Former Tribal Police Officer Sentenced to 20 Years in Federal Prison for Attempted Production of Child Pornography
Moxee, Washington Man Sentenced in Federal Court
Spokane – William D. Hyslop, United States Attorney for the Eastern District of Washington, announced Lorenzo Elias Mendez, age 39, a former Yakama Nation police officer, was sentenced after a jury found him guilty of attempted production of child pornography, on August 16, 2019. United States District Judge Salvador Mendoza, Jr. sentenced Mendez to a 20-year term of imprisonment, to be followed by a 20-year term of court supervision after he is released from federal prison.
According to information disclosed during court proceedings, from January to June 2018, Mendez surreptitiously videotaped a minor undressing via a hidden “spy camera.” The images taken from the camera were received via Wi-Fi signal on Mendez’s phone. Mendez then imported the images into other applications where they were edited and saved. Evidence of over 500 such surreptitiously taken images was presented by the United States at trial.
At sentencing Judge Mendoza noted Mendez, a tribal police officer at the time the crime was committed, abused the trust not only of his victim, but of the community as well in committing the crime. Judge Mendoza also noted he had reviewed all information provided by Mendez and at no point had he expressed any empathy toward the victim of his crime. Judge Mendoza told Mendez he hoped he had heard the victim when she told the Court Mendez’s crime would haunt her for the rest of her life.
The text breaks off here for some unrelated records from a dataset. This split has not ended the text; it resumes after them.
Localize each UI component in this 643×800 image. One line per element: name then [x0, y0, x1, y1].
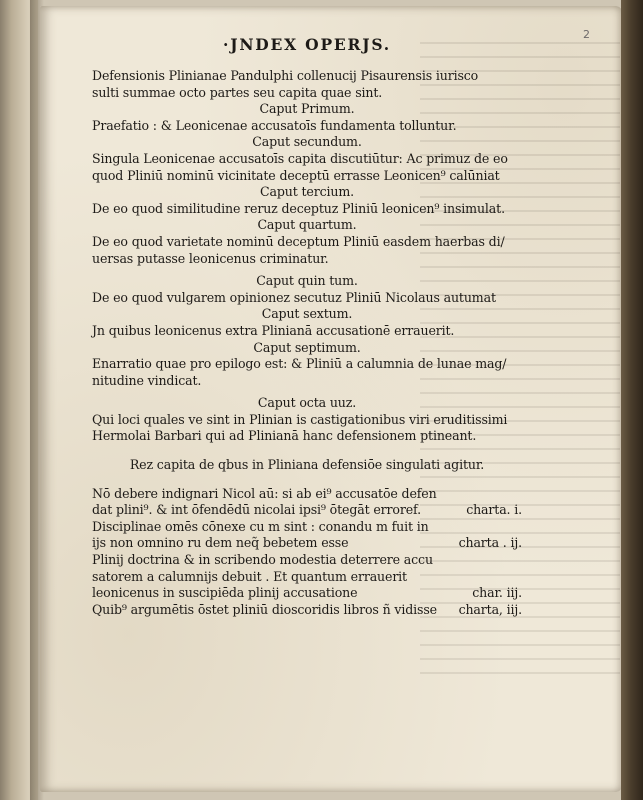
index-text-block — [92, 36, 522, 618]
cover-edge — [621, 0, 643, 800]
chapter-heading: Caput sextum. — [261, 306, 353, 322]
capita-entry: Nō debere indignari Nicol aū: si ab ei⁹ accusatōe defen dat plini⁹. & int ōfendēdū nicolai ipsi⁹ ōtegāt erroref. — [92, 485, 437, 518]
chapter-summary: Qui loci quales ve sint in Plinian is castigationibus viri eruditissimi Hermolai Barbari qui ad Plinianā hanc defensionem ptineant. — [92, 411, 508, 444]
chapter-summary: Praefatio : & Leonicenae accusatoīs fundamenta tolluntur. — [92, 117, 457, 133]
chapter-summary: De eo quod varietate nominū deceptum Pliniū easdem haerbas di/ uersas putasse leonicenus criminatur. — [92, 233, 505, 266]
chapter-summary: De eo quod vulgarem opinionez secutuz Pliniū Nicolaus autumat — [92, 289, 496, 305]
chapter-summary: Singula Leonicenae accusatoīs capita discutiūtur: Ac primuz de eo quod Pliniū nominū vicinitate deceptū errasse Leonicen⁹ calūniat — [92, 150, 508, 183]
capita-entry: Quib⁹ argumētis ōstet pliniū dioscoridis libros ñ vidisse — [92, 601, 437, 617]
capita-entry: Disciplinae omēs cōnexe cu m sint : conandu m fuit in ijs non omnino ru dem neq̃ bebetem esse — [92, 518, 429, 551]
chapter-heading: Caput secundum. — [252, 134, 362, 150]
capita-ref: charta, iij. — [458, 601, 522, 617]
chapter-heading: Caput quartum. — [257, 217, 357, 233]
book-page — [40, 6, 622, 792]
chapter-summary: De eo quod similitudine reruz deceptuz Pliniū leonicen⁹ insimulat. — [92, 200, 505, 216]
capita-ref: char. iij. — [472, 585, 522, 601]
chapter-summary: Enarratio quae pro epilogo est: & Pliniū a calumnia de lunae mag/ nitudine vindicat. — [92, 356, 507, 388]
chapter-heading: Caput Primum. — [259, 101, 355, 117]
chapter-heading: Caput quin tum. — [256, 273, 358, 289]
capita-entry: Plinij doctrina & in scribendo modestia deterrere accu satorem a calumnijs debuit . Et quantum errauerit leonicenus in suscipiēda plinij accusatione — [92, 552, 433, 601]
capita-ref: charta. i. — [466, 502, 522, 518]
chapter-heading: Caput octa uuz. — [257, 395, 357, 411]
folio-number: 2 — [583, 28, 590, 41]
chapter-summary: Jn quibus leonicenus extra Plinianā accusationē errauerit. — [92, 322, 455, 338]
capita-ref: charta . ij. — [458, 535, 522, 551]
summary-intro: Defensionis Plinianae Pandulphi collenucij Pisaurensis iurisco sulti summae octo partes seu capita quae sint. — [92, 68, 479, 100]
chapter-heading: Caput tercium. — [260, 184, 354, 200]
section-heading: Rez capita de qbus in Pliniana defensiōe singulati agitur. — [129, 457, 485, 473]
page-title: ·JNDEX OPERJS. — [223, 35, 391, 54]
chapter-heading: Caput septimum. — [253, 339, 361, 355]
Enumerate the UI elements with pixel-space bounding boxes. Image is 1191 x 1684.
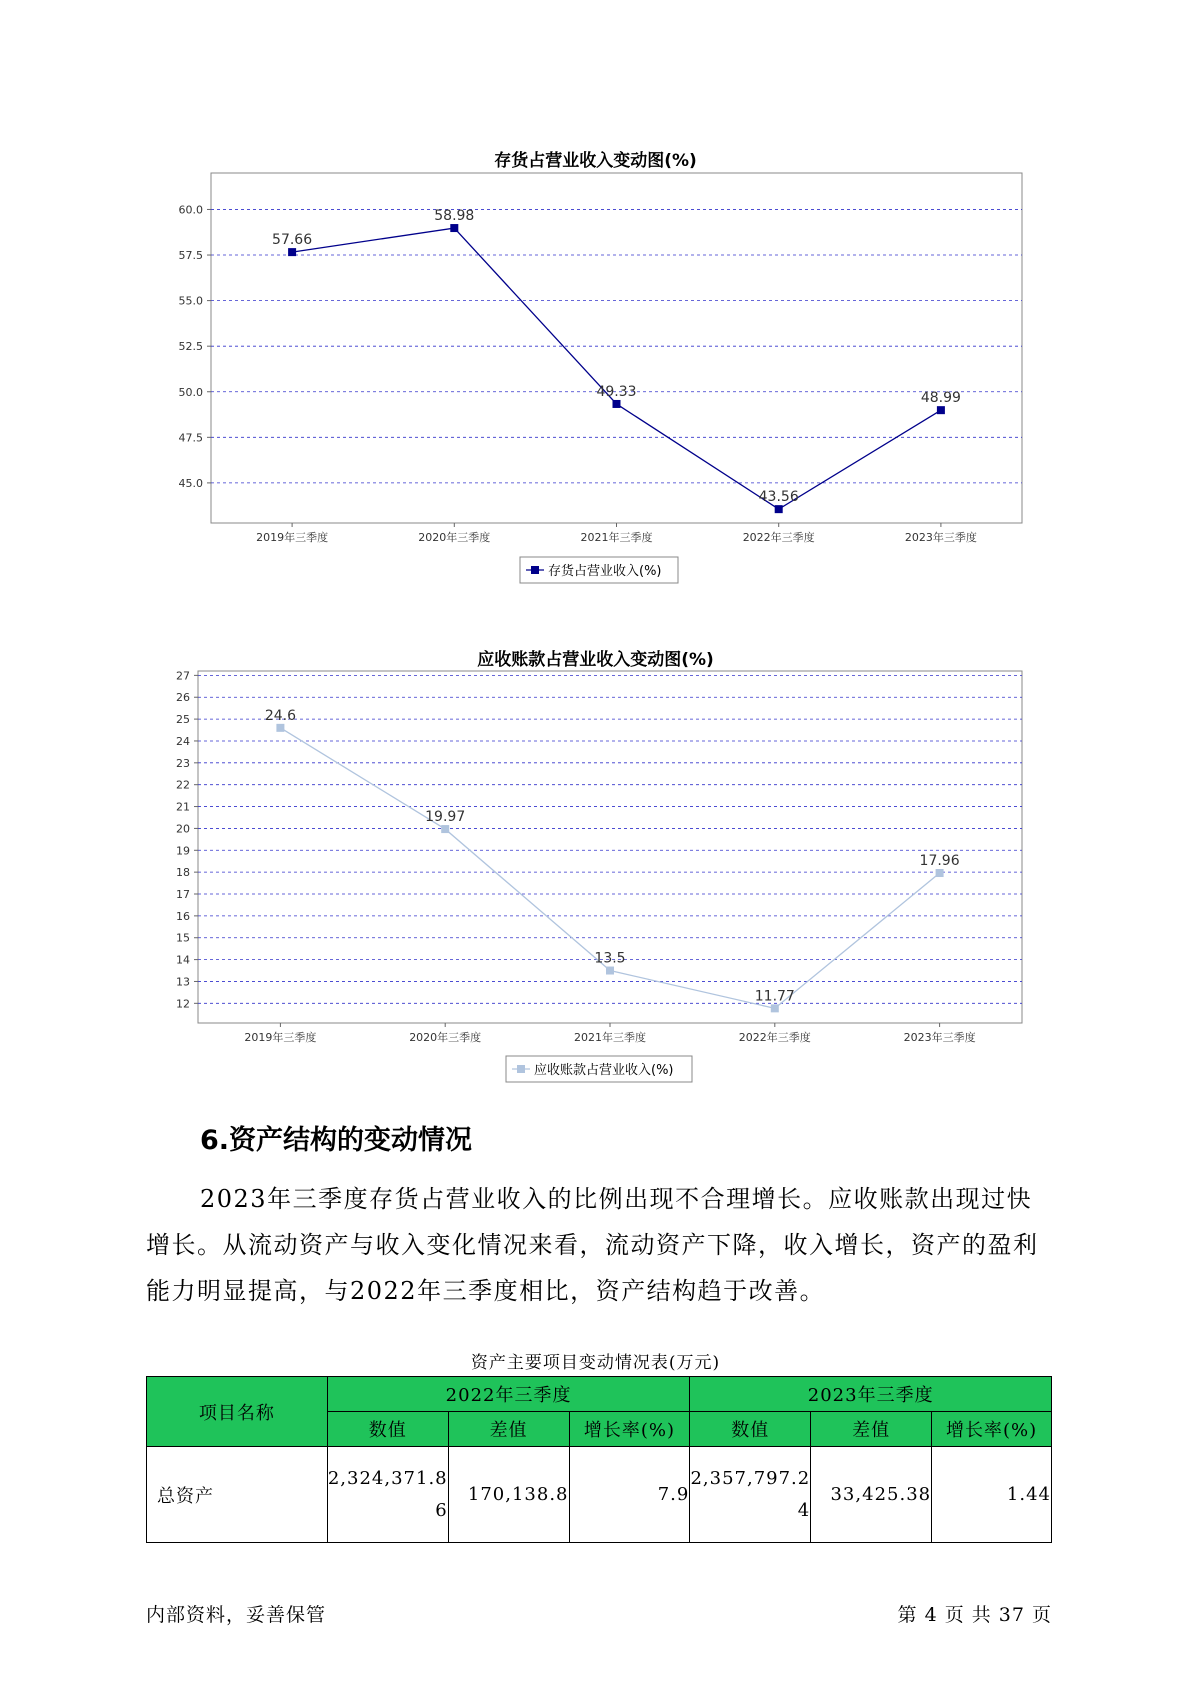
data-point — [606, 967, 614, 975]
table-row — [147, 1447, 1052, 1543]
y-tick-label: 18 — [176, 866, 190, 880]
y-tick-label: 45.0 — [178, 476, 203, 490]
col-growth: 增长率(%) — [932, 1412, 1052, 1447]
y-tick-label: 22 — [176, 778, 190, 792]
y-tick-label: 14 — [176, 953, 190, 967]
data-label: 19.97 — [425, 809, 466, 826]
y-tick-label: 27 — [176, 669, 190, 683]
chart1-title: 存货占营业收入变动图(%) — [494, 151, 697, 171]
x-tick-label: 2022年三季度 — [738, 1031, 811, 1044]
y-tick-label: 21 — [176, 800, 190, 814]
data-label: 43.56 — [758, 489, 799, 506]
data-label: 24.6 — [264, 707, 296, 724]
y-tick-label: 17 — [176, 888, 190, 902]
col-growth: 增长率(%) — [569, 1412, 690, 1447]
cell-growth: 1.44 — [932, 1447, 1052, 1543]
data-label: 48.99 — [920, 390, 961, 407]
y-tick-label: 25 — [176, 713, 190, 727]
legend-marker — [517, 1065, 525, 1073]
x-tick-label: 2023年三季度 — [904, 531, 977, 544]
y-tick-label: 47.5 — [178, 431, 203, 445]
col-value: 数值 — [327, 1412, 448, 1447]
col-diff: 差值 — [811, 1412, 932, 1447]
data-label: 58.98 — [434, 208, 475, 225]
legend-label: 存货占营业收入(%) — [548, 564, 662, 579]
cell-diff: 170,138.8 — [448, 1447, 569, 1543]
x-tick-label: 2022年三季度 — [742, 531, 815, 544]
table-title: 资产主要项目变动情况表(万元) — [470, 1353, 721, 1373]
y-tick-label: 13 — [176, 975, 190, 989]
x-tick-label: 2020年三季度 — [409, 1031, 482, 1044]
data-point — [936, 869, 944, 877]
y-tick-label: 20 — [176, 822, 190, 836]
y-tick-label: 26 — [176, 691, 190, 705]
section-heading: 6.资产结构的变动情况 — [200, 1125, 473, 1156]
data-point — [441, 825, 449, 833]
data-label: 49.33 — [596, 383, 637, 400]
data-label: 13.5 — [594, 950, 626, 967]
cell-value: 2,324,371.86 — [327, 1447, 448, 1543]
y-tick-label: 16 — [176, 909, 190, 923]
y-tick-label: 57.5 — [178, 249, 203, 263]
cell-value: 2,357,797.24 — [690, 1447, 811, 1543]
asset-change-table — [146, 1376, 1052, 1543]
footer-page: 第 4 页 共 37 页 — [897, 1604, 1052, 1626]
y-tick-label: 19 — [176, 844, 190, 858]
y-tick-label: 24 — [176, 734, 190, 748]
x-tick-label: 2021年三季度 — [580, 531, 653, 544]
analysis-paragraph: 2023年三季度存货占营业收入的比例出现不合理增长。应收账款出现过快增长。从流动资产与收入变化情况来看，流动资产下降，收入增长，资产的盈利能力明显提高，与2022年三季度相比，资产结构趋于改善。 — [146, 1185, 1039, 1305]
x-tick-label: 2020年三季度 — [418, 531, 491, 544]
data-point — [276, 724, 284, 732]
period1-header: 2022年三季度 — [327, 1377, 690, 1412]
cell-diff: 33,425.38 — [811, 1447, 932, 1543]
y-tick-label: 15 — [176, 931, 190, 945]
cell-growth: 7.9 — [569, 1447, 690, 1543]
y-tick-label: 50.0 — [178, 385, 203, 399]
chart2-title: 应收账款占营业收入变动图(%) — [477, 650, 714, 670]
y-tick-label: 52.5 — [178, 340, 203, 354]
x-tick-label: 2023年三季度 — [903, 1031, 976, 1044]
data-label: 57.66 — [272, 232, 313, 249]
y-tick-label: 12 — [176, 997, 190, 1011]
data-point — [771, 1004, 779, 1012]
data-label: 17.96 — [919, 853, 960, 870]
period2-header: 2023年三季度 — [690, 1377, 1052, 1412]
row-name: 总资产 — [147, 1447, 328, 1543]
x-tick-label: 2021年三季度 — [574, 1031, 646, 1044]
footer-left: 内部资料，妥善保管 — [146, 1604, 327, 1626]
x-tick-label: 2019年三季度 — [256, 531, 329, 544]
col-value: 数值 — [690, 1412, 811, 1447]
col-diff: 差值 — [448, 1412, 569, 1447]
legend-label: 应收账款占营业收入(%) — [534, 1063, 674, 1078]
x-tick-label: 2019年三季度 — [244, 1031, 317, 1044]
y-tick-label: 55.0 — [178, 294, 203, 308]
y-tick-label: 60.0 — [178, 203, 203, 217]
name-header: 项目名称 — [147, 1377, 328, 1447]
y-tick-label: 23 — [176, 756, 190, 770]
data-label: 11.77 — [754, 988, 795, 1005]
United States Attorney Hyslop said, “Prosecuting those who would attempt to produce pornographic images of a vulnerable minor is a priority of the United States Attorney’s Office for the Eastern District of Washington. This Office, together with its federal, state, local and Tribal law enforcement partners, is dedicated to prosecuting aggressively these cases and seeking appropriate punishment for child pornography crimes.”
This case was pursued as part of Project Safe Childhood, a nationwide initiative launched in May 2006 by the United States Department of Justice to combat the growing epidemic of child sexual exploitation and abuse. Led by the United States Attorneys' Offices and the Criminal Division's Child Exploitation and Obscenity Section, Project Safe Childhood marshals federal, state, and local resources to locate, apprehend, and prosecute individuals, who sexually exploit children, and to identify and rescue victims. The Project Safe Childhood Initiative (“PSC”) has five major components:
· Integrated federal, state, and local efforts to investigate and prosecute child exploitation cases, and to identify and rescue children;
· Participation of PSC partners in coordinated national initiatives;
· Increased federal enforcement in child pornography and enticement cases;
· Training of federal, state, and local law enforcement agents; and
· Community awareness and educational programs.
For more information about Project Safe Childhood, please visit www.usdoj.gov/psc. For information about internet safety education, please visit www.usdoj.gov/psc and click on the tab "resources."
This case was investigated by the Yakima Resident Office of the Federal Bureau of Investigation and the Moxee Police Department. This case was prosecuted by Alison L. Gregoire and Thomas J. Hanlon, Assistant United States Attorneys for the Eastern District of Washington.